ACU Centenary deliberates universities’ role in social and economic development

Date: Oct 16, 2013 | News


​​The University of Johannesburg’s (UJ) attendance at the Association of Commonwealth Universities’ (ACU) Centenary Conference (October 16-18, 2013) at University of London’s Senate House in Central London, UK, once again demonstrates the University’s commitment to become an international university of choice anchored in Africa, determined to shape the future.

 

ACU’s three-day centenary conference themed Future forward: design, develop, deliver, is bringing together top academics and high-profile speakers to discuss the role universities play in social and economic development, and help delegates to better understand, promote, and plan for the impact of these changes in higher education.
Higher education is at a crossroads and new institutions of higher learning are being created in response to political agendas, the growing global middle class, and the accessibility of funding. In addition, internal and external stakeholders are demanding that universities become more than just ‘ivory towers’ and that they need to demonstrate their commitment to and interaction with the wider society.

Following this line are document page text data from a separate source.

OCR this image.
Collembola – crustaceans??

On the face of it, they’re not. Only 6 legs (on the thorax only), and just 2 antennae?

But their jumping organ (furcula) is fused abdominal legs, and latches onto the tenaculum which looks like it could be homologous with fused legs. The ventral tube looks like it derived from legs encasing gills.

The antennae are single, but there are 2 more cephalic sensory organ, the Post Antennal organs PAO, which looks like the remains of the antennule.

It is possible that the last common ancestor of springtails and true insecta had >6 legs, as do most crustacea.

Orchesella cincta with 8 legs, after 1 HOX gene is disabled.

“Founded in 1913, the ACU is now hundred years old and it takes pride in being the oldest university network in the world,” says conference delegate Professor Tinyiko Maluleke, Deputy Vice-Chancellor of Student Affairs, Advancement and Internationalisation of UJ.

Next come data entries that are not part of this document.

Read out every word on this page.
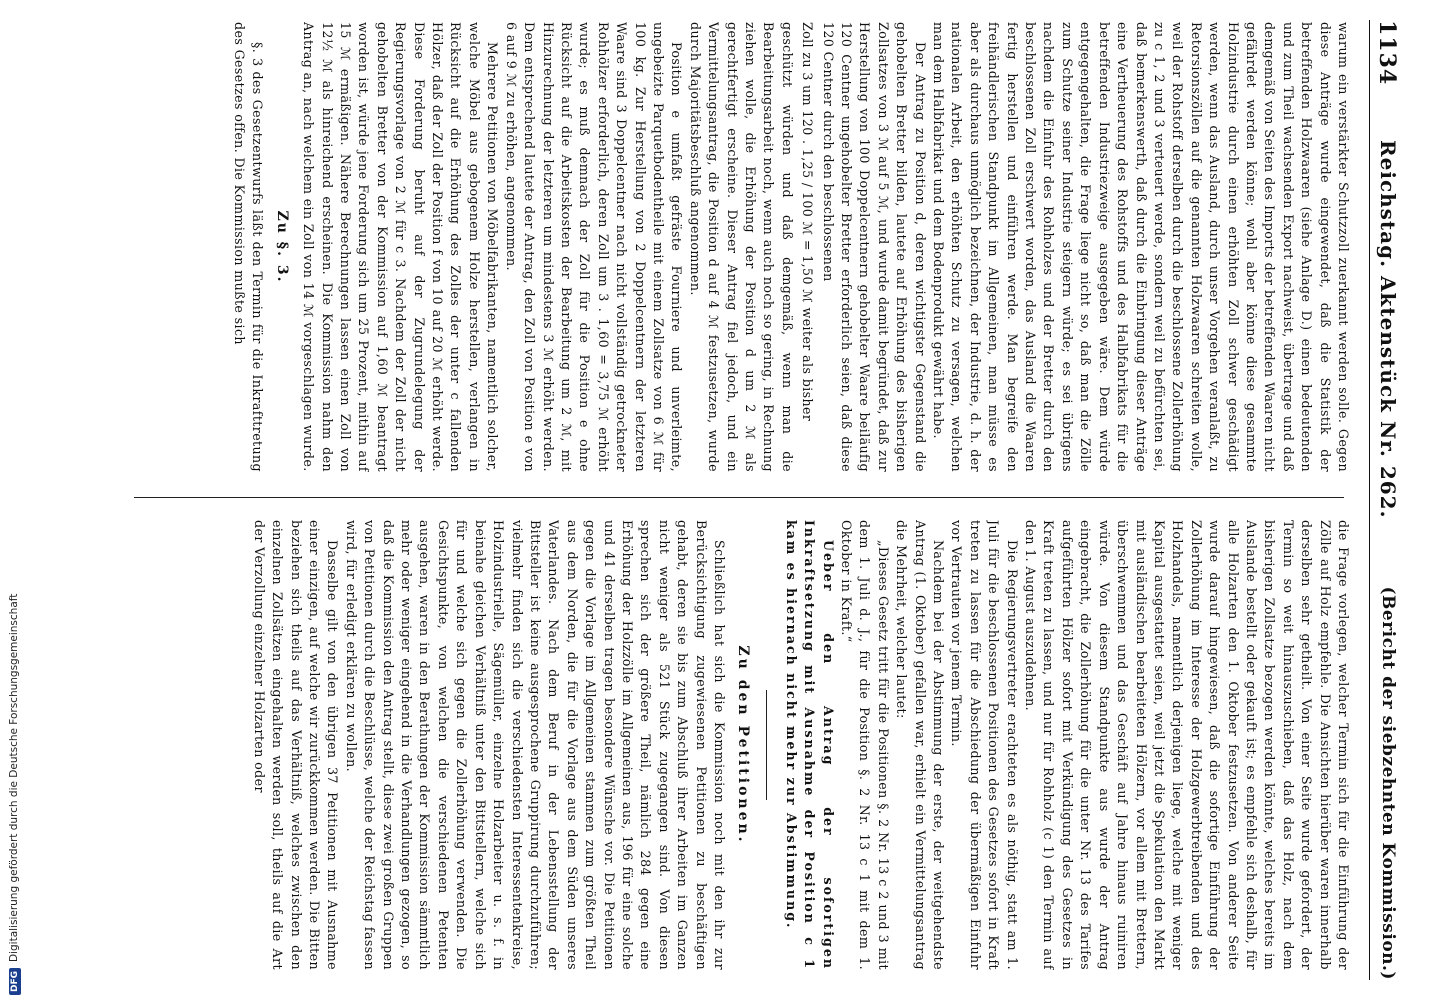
DFGDigitalisierung gefördert durch die Deutsche Forschungsgemeinschaft
1134
Reichstag. Aktenstück Nr. 262.
(Bericht der siebzehnten Kommission.)

warum ein verstärkter Schutzzoll zuerkannt werden solle. Gegen diese Anträge wurde eingewendet, daß die Statistik der betreffenden Holzwaaren (siehe Anlage D.) einen bedeutenden und zum Theil wachsenden Export nachweist, übertrage und daß demgemäß von Seiten des Imports der betreffenden Waaren nicht gefährdet werden könne; wohl aber könne diese gesammte Holzindustrie durch einen erhöhten Zoll schwer geschädigt werden, wenn das Ausland, durch unser Vorgehen veranlaßt, zu Retorsionszöllen auf die genannten Holzwaaren schreiten wolle, weil der Rohstoff derselben durch die beschlossene Zollerhöhung zu c 1, 2 und 3 verteuert werde, sondern weil zu befürchten sei, daß bemerkenswerth, daß durch die Einbringung dieser Anträge eine Vertheuerung des Rohstoffs und des Halbfabrikats für die betreffenden Industriezweige ausgegeben wäre. Dem würde entgegengehalten, die Frage liege nicht so, daß man die Zölle zum Schutze seiner Industrie steigern würde; es sei übrigens nachdem die Einfuhr des Rohholzes und der Bretter durch den beschlossenen Zoll erschwert worden, das Ausland die Waaren fertig herstellen und einführen werde. Man begreife den freihändlerischen Standpunkt im Allgemeinen, man müsse es aber als durchaus unmöglich bezeichnen, der Industrie, d. h. der nationalen Arbeit, den erhöhten Schutz zu versagen, welchen man dem Halbfabrikat und dem Bodenprodukt gewährt habe.

Der Antrag zu Position d, deren wichtigster Gegenstand die gehobelten Bretter bilden, lautete auf Erhöhung des bisherigen Zollsatzes von 3 ℳ auf 5 ℳ, und wurde damit begründet, daß zur Herstellung von 100 Doppelcentnern gehobelter Waare beiläufig 120 Centner ungehobelter Bretter erforderlich seien, daß diese 120 Centner durch den beschlossenen

Zoll zu 3 um 120 . 1,25 / 100 ℳ = 1,50 ℳ weiter als bisher

geschützt würden und daß demgemäß, wenn man die Bearbeitungsarbeit noch, wenn auch noch so gering, in Rechnung ziehen wolle, die Erhöhung der Position d um 2 ℳ als gerechtfertigt erscheine. Dieser Antrag fiel jedoch, und ein Vermittelungsantrag, die Position d auf 4 ℳ festzusetzen, wurde durch Majoritätsbeschluß angenommen.

Position e umfaßt gefräste Fourniere und unverleimte, ungebeizte Parquetbodentheile mit einem Zollsatze von 6 ℳ für 100 kg. Zur Herstellung von 2 Doppelcentnern der letzteren Waare sind 3 Doppelcentner nach nicht vollständig getrockneter Rohhölzer erforderlich, deren Zoll um 3 . 1,60 = 3,75 ℳ erhöht wurde; es muß demnach der Zoll für die Position e ohne Rücksicht auf die Arbeitskosten der Bearbeitung um 2 ℳ, mit Hinzurechnung der letzteren um mindestens 3 ℳ erhöht werden. Dem entsprechend lautete der Antrag, den Zoll von Position e von 6 auf 9 ℳ zu erhöhen, angenommen.

Mehrere Petitionen von Möbelfabrikanten, namentlich solcher, welche Möbel aus gebogenem Holze herstellen, verlangen in Rücksicht auf die Erhöhung des Zolles der unter c fallenden Hölzer, daß der Zoll der Position f von 10 auf 20 ℳ erhöht werde. Diese Forderung beruht auf der Zugrundelegung der Regierungsvorlage von 2 ℳ für c 3. Nachdem der Zoll der nicht gehobelten Bretter von der Kommission auf 1,60 ℳ beantragt worden ist, würde jene Forderung sich um 25 Prozent, mithin auf 15 ℳ ermäßigen. Nähere Berechnungen lassen einen Zoll von 12½ ℳ als hinreichend erscheinen. Die Kommission nahm den Antrag an, nach welchem ein Zoll von 14 ℳ vorgeschlagen wurde.

Zu §. 3.

§. 3 des Gesetzentwurfs läßt den Termin für die Inkrafttretung des Gesetzes offen. Die Kommission mußte sich

die Frage vorlegen, welcher Termin sich für die Einführung der Zölle auf Holz empfehle. Die Ansichten hierüber waren innerhalb derselben sehr getheilt. Von einer Seite wurde gefordert, der Termin so weit hinauszuschieben, daß das Holz, nach dem bisherigen Zollsatze bezogen werden könnte, welches bereits im Auslande bestellt oder gekauft ist; es empfehle sich deshalb, für alle Holzarten den 1. Oktober festzusetzen. Von anderer Seite wurde darauf hingewiesen, daß die sofortige Einführung der Zollerhöhung im Interesse der Holzgewerbtreibenden und des Holzhandels, namentlich derjenigen liege, welche mit weniger Kapital ausgestattet seien, weil jetzt die Spekulation den Markt mit ausländischen bearbeiteten Hölzern, vor allem mit Brettern, überschwemmen und das Geschäft auf Jahre hinaus ruiniren würde. Von diesem Standpunkte aus wurde der Antrag eingebracht, die Zollerhöhung für die unter Nr. 13 des Tarifes aufgeführten Hölzer sofort mit Verkündigung des Gesetzes in Kraft treten zu lassen, und nur für Rohholz (c 1) den Termin auf den 1. August auszudehnen.

Die Regierungsvertreter erachteten es als nöthig, statt am 1. Juli für die beschlossenen Positionen des Gesetzes sofort in Kraft treten zu lassen für die Abschiedung der übermäßigen Einfuhr vor Vertrauten vor jenem Termin.

Nachdem bei der Abstimmung der erste, der weitgehendste Antrag (1. Oktober) gefallen war, erhielt ein Vermittelungsantrag die Mehrheit, welcher lautet:

„Dieses Gesetz tritt für die Positionen §. 2 Nr. 13 c 2 und 3 mit dem 1. Juli d. J., für die Position §. 2 Nr. 13 c 1 mit dem 1. Oktober in Kraft.“

Ueber den Antrag der sofortigen Inkraftsetzung mit Ausnahme der Position c 1 kam es hiernach nicht mehr zur Abstimmung.

Zu den Petitionen.

Schließlich hat sich die Kommission noch mit den ihr zur Berücksichtigung zugewiesenen Petitionen zu beschäftigen gehabt, deren sie bis zum Abschluß ihrer Arbeiten im Ganzen nicht weniger als 521 Stück zugegangen sind. Von diesen sprechen sich der größere Theil, nämlich 284 gegen eine Erhöhung der Holzzölle im Allgemeinen aus, 196 für eine solche und 41 derselben tragen besondere Wünsche vor. Die Petitionen gegen die Vorlage im Allgemeinen stammen zum größten Theil aus dem Norden, die für die Vorlage aus dem Süden unseres Vaterlandes. Nach dem Beruf in der Lebensstellung der Bittsteller ist keine ausgesprochene Gruppirung durchzuführen; vielmehr finden sich die verschiedensten Interessentenkreise, Holzindustrielle, Sägemüller, einzelne Holzarbeiter u. s. f. in beinahe gleichen Verhältniß unter den Bittstellern, welche sich für und welche sich gegen die Zollerhöhung verwenden. Die Gesichtspunkte, von welchen die verschiedenen Petenten ausgehen, waren in den Berathungen der Kommission sämmtlich mehr oder weniger eingehend in die Verhandlungen gezogen, so daß die Kommission den Antrag stellt, diese zwei großen Gruppen von Petitionen durch die Beschlüsse, welche der Reichstag fassen wird, für erledigt erklären zu wollen.

Dasselbe gilt von den übrigen 37 Petitionen mit Ausnahme einer einzigen, auf welche wir zurückkommen werden. Die Bitten beziehen sich theils auf das Verhältniß, welches zwischen den einzelnen Zollsätzen eingehalten werden soll, theils auf die Art der Verzollung einzelner Holzarten oder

The plenary topics for the first day of the conference were “Future forward: taking charge of change”, “Governance and leadership”, and “The international student: the next phase”, and highlights included a keynote address from Sir. David King, UK Foreign Secretary’s Special Representative for Climate Change and ACU Centenary Speaker, as well as young researchers sharing their experiences and challenges encountered within their field of work.

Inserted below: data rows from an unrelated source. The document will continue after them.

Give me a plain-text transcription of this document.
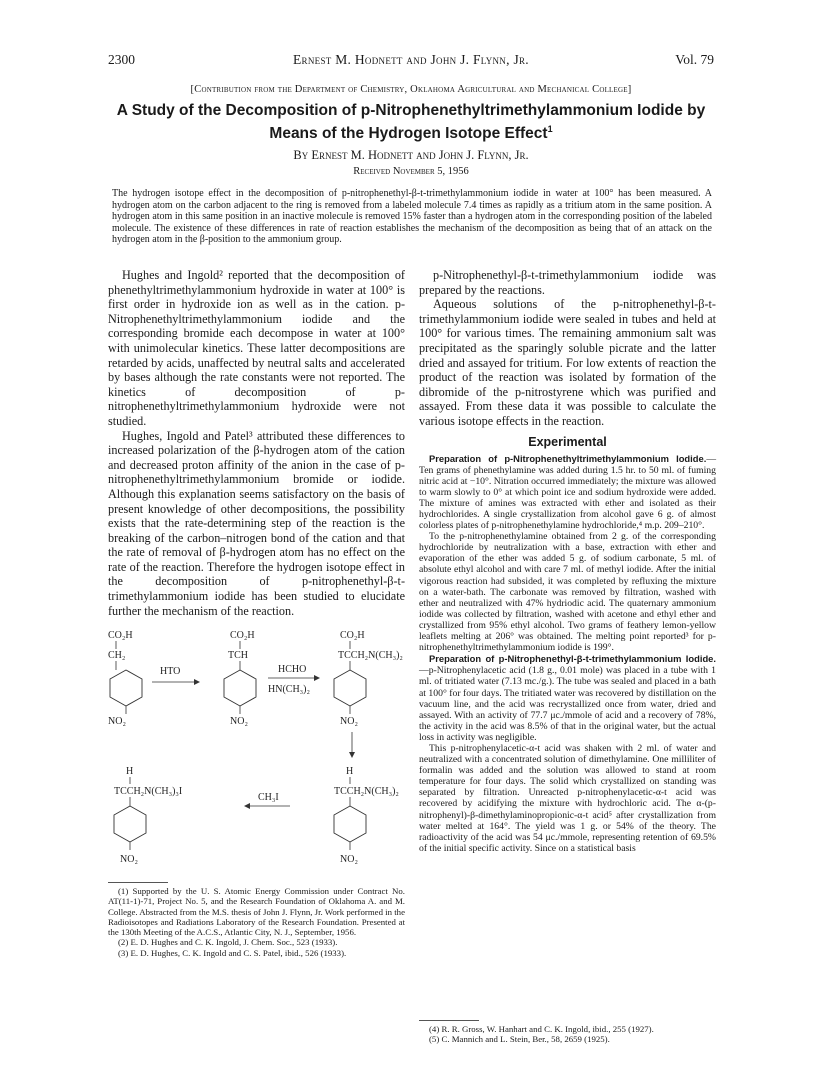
2300	Ernest M. Hodnett and John J. Flynn, Jr.	Vol. 79
[Contribution from the Department of Chemistry, Oklahoma Agricultural and Mechanical College]
A Study of the Decomposition of p-Nitrophenethyltrimethylammonium Iodide by
Means of the Hydrogen Isotope Effect$^1$
By Ernest M. Hodnett and John J. Flynn, Jr.
Received November 5, 1956
The hydrogen isotope effect in the decomposition of p-nitrophenethyl-β-t-trimethylammonium iodide in water at 100° has been measured. A hydrogen atom on the carbon adjacent to the ring is removed from a labeled molecule 7.4 times as rapidly as a tritium atom in the same position. A hydrogen atom in this same position in an inactive molecule is removed 15% faster than a hydrogen atom in the corresponding position of the labeled molecule. The existence of these differences in rate of reaction establishes the mechanism of the decomposition as being that of an attack on the hydrogen atom in the β-position to the ammonium group.

Hughes and Ingold² reported that the decomposition of phenethyltrimethylammonium hydroxide in water at 100° is first order in hydroxide ion as well as in the cation. p-Nitrophenethyltrimethylammonium iodide and the corresponding bromide each decompose in water at 100° with unimolecular kinetics. These latter decompositions are retarded by acids, unaffected by neutral salts and accelerated by bases although the rate constants were not reported. The kinetics of decomposition of p-nitrophenethyltrimethylammonium hydroxide were not studied.

Hughes, Ingold and Patel³ attributed these differences to increased polarization of the β-hydrogen atom of the cation and decreased proton affinity of the anion in the case of p-nitrophenethyltrimethylammonium bromide or iodide. Although this explanation seems satisfactory on the basis of present knowledge of other decompositions, the possibility exists that the rate-determining step of the reaction is the breaking of the carbon–nitrogen bond of the cation and that the rate of removal of β-hydrogen atom has no effect on the rate of the reaction. Therefore the hydrogen isotope effect in the decomposition of p-nitrophenethyl-β-t-trimethylammonium iodide has been studied to elucidate further the mechanism of the reaction.

CO₂H
CH₂
NO₂
HTO
CO₂H
TCH
NO₂
HCHO
HN(CH₃)₂
CO₂H
TCCH₂N(CH₃)₂
NO₂
H
TCCH₂N(CH₃)₃I
NO₂
CH₃I
H
TCCH₂N(CH₃)₂
NO₂

(1) Supported by the U. S. Atomic Energy Commission under Contract No. AT(11-1)-71, Project No. 5, and the Research Foundation of Oklahoma A. and M. College. Abstracted from the M.S. thesis of John J. Flynn, Jr. Work performed in the Radioisotopes and Radiations Laboratory of the Research Foundation. Presented at the 130th Meeting of the A.C.S., Atlantic City, N. J., September, 1956.

(2) E. D. Hughes and C. K. Ingold, J. Chem. Soc., 523 (1933).

(3) E. D. Hughes, C. K. Ingold and C. S. Patel, ibid., 526 (1933).

p-Nitrophenethyl-β-t-trimethylammonium iodide was prepared by the reactions.

Aqueous solutions of the p-nitrophenethyl-β-t-trimethylammonium iodide were sealed in tubes and held at 100° for various times. The remaining ammonium salt was precipitated as the sparingly soluble picrate and the latter dried and assayed for tritium. For low extents of reaction the product of the reaction was isolated by formation of the dibromide of the p-nitrostyrene which was purified and assayed. From these data it was possible to calculate the various isotope effects in the reaction.

Experimental

Preparation of p-Nitrophenethyltrimethylammonium Iodide.—Ten grams of phenethylamine was added during 1.5 hr. to 50 ml. of fuming nitric acid at −10°. Nitration occurred immediately; the mixture was allowed to warm slowly to 0° at which point ice and sodium hydroxide were added. The mixture of amines was extracted with ether and isolated as their hydrochlorides. A single crystallization from alcohol gave 6 g. of almost colorless plates of p-nitrophenethylamine hydrochloride,⁴ m.p. 209–210°.

To the p-nitrophenethylamine obtained from 2 g. of the corresponding hydrochloride by neutralization with a base, extraction with ether and evaporation of the ether was added 5 g. of sodium carbonate, 5 ml. of absolute ethyl alcohol and with care 7 ml. of methyl iodide. After the initial vigorous reaction had subsided, it was completed by refluxing the mixture on a water-bath. The carbonate was removed by filtration, washed with ether and neutralized with 47% hydriodic acid. The quaternary ammonium iodide was collected by filtration, washed with acetone and ethyl ether and crystallized from 95% ethyl alcohol. Two grams of feathery lemon-yellow leaflets melting at 206° was obtained. The melting point reported³ for p-nitrophenethyltrimethylammonium iodide is 199°.

Preparation of p-Nitrophenethyl-β-t-trimethylammonium Iodide.—p-Nitrophenylacetic acid (1.8 g., 0.01 mole) was placed in a tube with 1 ml. of tritiated water (7.13 mc./g.). The tube was sealed and placed in a bath at 100° for four days. The tritiated water was recovered by distillation on the vacuum line, and the acid was recrystallized once from water, dried and assayed. With an activity of 77.7 μc./mmole of acid and a recovery of 78%, the activity in the acid was 8.5% of that in the original water, but the actual loss in activity was negligible.

This p-nitrophenylacetic-α-t acid was shaken with 2 ml. of water and neutralized with a concentrated solution of dimethylamine. One milliliter of formalin was added and the solution was allowed to stand at room temperature for four days. The solid which crystallized on standing was separated by filtration. Unreacted p-nitrophenylacetic-α-t acid was recovered by acidifying the mixture with hydrochloric acid. The α-(p-nitrophenyl)-β-dimethylaminopropionic-α-t acid⁵ after crystallization from water melted at 164°. The yield was 1 g. or 54% of the theory. The radioactivity of the acid was 54 μc./mmole, representing retention of 69.5% of the initial specific activity. Since on a statistical basis

(4) R. R. Gross, W. Hanhart and C. K. Ingold, ibid., 255 (1927).

(5) C. Mannich and L. Stein, Ber., 58, 2659 (1925).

Says Professor Maluleke: “One young researcher from Cameroon, Dr Boghuma K Titanji, a doctoral research candidate of University College London, highlighted the challenges facing a European-trained researcher based in Africa, another researcher elaborated on the need for Africa to do better in research and to nurture the next generation of researchers”.
Speaking on the implications of the growing middle class on higher education, Sir David King, stressed the need for Online Distance Learning (ODL) as one of the expectations of the middle class. “Universities need a paradigm shift in thinking about the role of higher education in the 21st century. The thirst for knowledge that is exploding in Africa and Asia needs to be quenched. Part of the answer is ODL,” says Sir David King.